Bei unserem Mediatorinnen und Mediatorenstammtisch kam gestern die Frage auf, ob oder wie weit die Rechtsberatung durch einen Mediator in der Mediation gehen kann bzw. ob ein extern beigezogener Rechtsanwalt die Medianden beraten kann oder ob er sich der Vertretung widerstreitender Interessen vorwerfen lassen muss.
Grundsätzlich soltle (und muss) sich die Mediatorin oder der Mediator einer rechtlichen Bewertung enthalten (auch wenn er juristisch gebildeter Mediator ist). Dies ergibt sich zum einen daraus, dass der Mediator neutral und allparteilich ist. Der Hintergedanke mancher Medianden bei der Wahl eines Anwaltsmediators mag sein, die Kosten eines zusätzlichen Beratungsanwalts zu sparen. Dieses Ziel wird der Mediand mit Sicherheit verfehlen, da ein Mediator auf keinen Fall eine den Medianden im einzelnen rechtlich beraten kann. Vorstellbar sind allenfalls allgemeine Hinweise auf das Recht, wobei es sicherlich schwer ist, hier die genaue Grenze zur Einzelfallberatung zu ziehen. So kann eine Mediatorin die allgemeinen Grundsätze des Zugewinnausgleichs in einer Trennungs- und Scheidungsmediation erklären, nicht aber eine Bewertung im individuellen Fall vornehmen.

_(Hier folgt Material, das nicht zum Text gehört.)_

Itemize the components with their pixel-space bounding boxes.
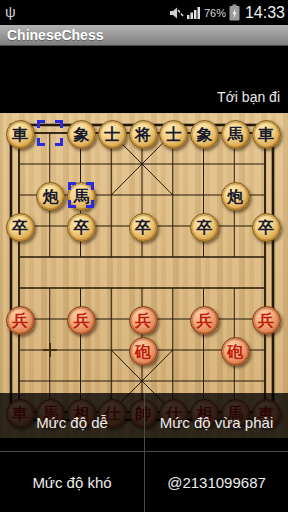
piece-black-卒[interactable]: 卒 (190, 213, 219, 242)
button-medium[interactable]: Mức độ vừa phải (144, 393, 288, 451)
point-marker-cross (42, 342, 58, 358)
piece-red-兵[interactable]: 兵 (252, 306, 281, 335)
usb-icon: ψ (5, 3, 16, 20)
piece-black-卒[interactable]: 卒 (252, 213, 281, 242)
mute-icon (169, 6, 184, 20)
clock: 14:33 (245, 4, 285, 22)
piece-black-炮[interactable]: 炮 (36, 182, 65, 211)
piece-black-士[interactable]: 士 (98, 120, 127, 149)
piece-black-士[interactable]: 士 (159, 120, 188, 149)
signal-icon (187, 6, 201, 19)
turn-indicator: Tới bạn đi (217, 89, 280, 105)
app-title: ChineseChess (0, 27, 103, 43)
battery-percent: 76% (204, 7, 226, 19)
piece-black-車[interactable]: 車 (6, 120, 35, 149)
piece-black-卒[interactable]: 卒 (6, 213, 35, 242)
last-move-marker (37, 120, 63, 146)
piece-red-砲[interactable]: 砲 (221, 337, 250, 366)
title-bar: ChineseChess (0, 25, 288, 46)
piece-red-兵[interactable]: 兵 (129, 306, 158, 335)
piece-black-卒[interactable]: 卒 (129, 213, 158, 242)
piece-black-炮[interactable]: 炮 (221, 182, 250, 211)
button-hard[interactable]: Mức độ khó (0, 451, 144, 512)
piece-black-車[interactable]: 車 (252, 120, 281, 149)
last-move-marker (68, 182, 94, 208)
board-grid (0, 113, 288, 438)
button-resource-id[interactable]: @2131099687 (144, 451, 288, 512)
piece-black-馬[interactable]: 馬 (221, 120, 250, 149)
xiangqi-board[interactable]: 車象士将士象馬車炮馬炮卒卒卒卒卒兵兵兵兵兵砲砲車馬相仕帥仕相馬車 (0, 113, 288, 438)
piece-black-卒[interactable]: 卒 (67, 213, 96, 242)
piece-red-砲[interactable]: 砲 (129, 337, 158, 366)
piece-red-兵[interactable]: 兵 (67, 306, 96, 335)
piece-black-象[interactable]: 象 (67, 120, 96, 149)
piece-black-将[interactable]: 将 (129, 120, 158, 149)
battery-charging-icon (229, 4, 240, 21)
app-screen: ψ 76% 14:33 ChineseChess (0, 0, 288, 512)
difficulty-menu: Mức độ dễ Mức độ vừa phải Mức độ khó @21… (0, 393, 288, 512)
piece-red-兵[interactable]: 兵 (6, 306, 35, 335)
piece-black-象[interactable]: 象 (190, 120, 219, 149)
button-easy[interactable]: Mức độ dễ (0, 393, 144, 451)
status-bar: ψ 76% 14:33 (0, 0, 288, 25)
piece-red-兵[interactable]: 兵 (190, 306, 219, 335)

Eine Mediatorin hatte bei ihrer Ausbildung – so erzählte sie am Stammtisch – in einem durchaus namhaften Ausbildungsinstitut gelernt, dass man rechtlich beraten könne, solange keine Handlungsanweisungen gegeben würden. -?- Für mich geht das zu weit in die Einzelfallberatung. Letztlich muss man nach dem mediationsgesetz unterscheiden. Es gibt die evaluative Mediation, die durchaus Bewertungen zulässt. Trossen (in Mediation (un)geregelt, Seite 94) zieht die Grenze dort, wo sich das Kommunikationsmodell dahin ändert, dass die Parteien versuchen, den Mediator in ihrem Sinne zu beeinflussen.
Der Gesetzgeber selbst hat aus diesem Grund die Verpflichtung des Mediators geschaffen, die Parteien auf eine externe Beratung hinzuweisen (§ 2 Abs. 6 MediationsG).
Viele Mediatorinnen und Mediatoren haben natürlich die Befürchtung, dass bei einer externen juristischen Beratung die Medianden vom Weg der Mediation abgebracht und zu einem Prozess gedrängt werden (was durchaus vorkommt) oder aber Begehrlichkeiten geweckt und deren Realisation vor Gericht als wahrscheinlich dargestellt werden, was die Mediation erschwert. Im ersten Fall ist es Aufgabe des Mediators die Medianden darauf hinzuweisen, dass sie Herr (oder Frau) des Verfahrens sind und ein Anwalt allenfalls eine Empfehlung aussprechen darf. Im zweiten Fall ist es sinnvoll, die Anwälte mit in die Mediation einzubinden und mit ihnen eine Prozessrisikoanalyse zu erarbeiten. Das hat auch den Vorteil, dass die Anwälte das Mediationsverfahren einmal in der Praxis kennenlernen und ihre Furcht davor verlieren.
Die andere Frage, die eher standesrechtlicher Natur ist, ist die, inwieweit sich eine Anwältin oder ein Anwalt die Vertretung widerstreitender Interessen vorwerfen lassen muss, wenn er (als einziger Anwalt) zum Zweck der Klärung rechtlicher Fragen zur Mediation hinzugezogen wird. Das mag sicherlich angehen, soweit es um die allgemeine und nicht einzelfallbezogene Darstellung der Rechtslage geht. Ob das den Parteien letztlich viel nützt, wage ich zu bezweifeln. Darüber hinaus darf aber ein Anwalt nicht die Medianden einzeln beraten und deren Vorbringen rechtlich würdigen. Dies stellt meiner Meinung nach einen klaren Verstoß gegen Standesrecht dar. Auch hier sparen die Medianden ja letztlich kein Geld, weil sie vor der Abschlussvereinbarung ohnehin einen Beratungsanwalt aufsuchen sollten.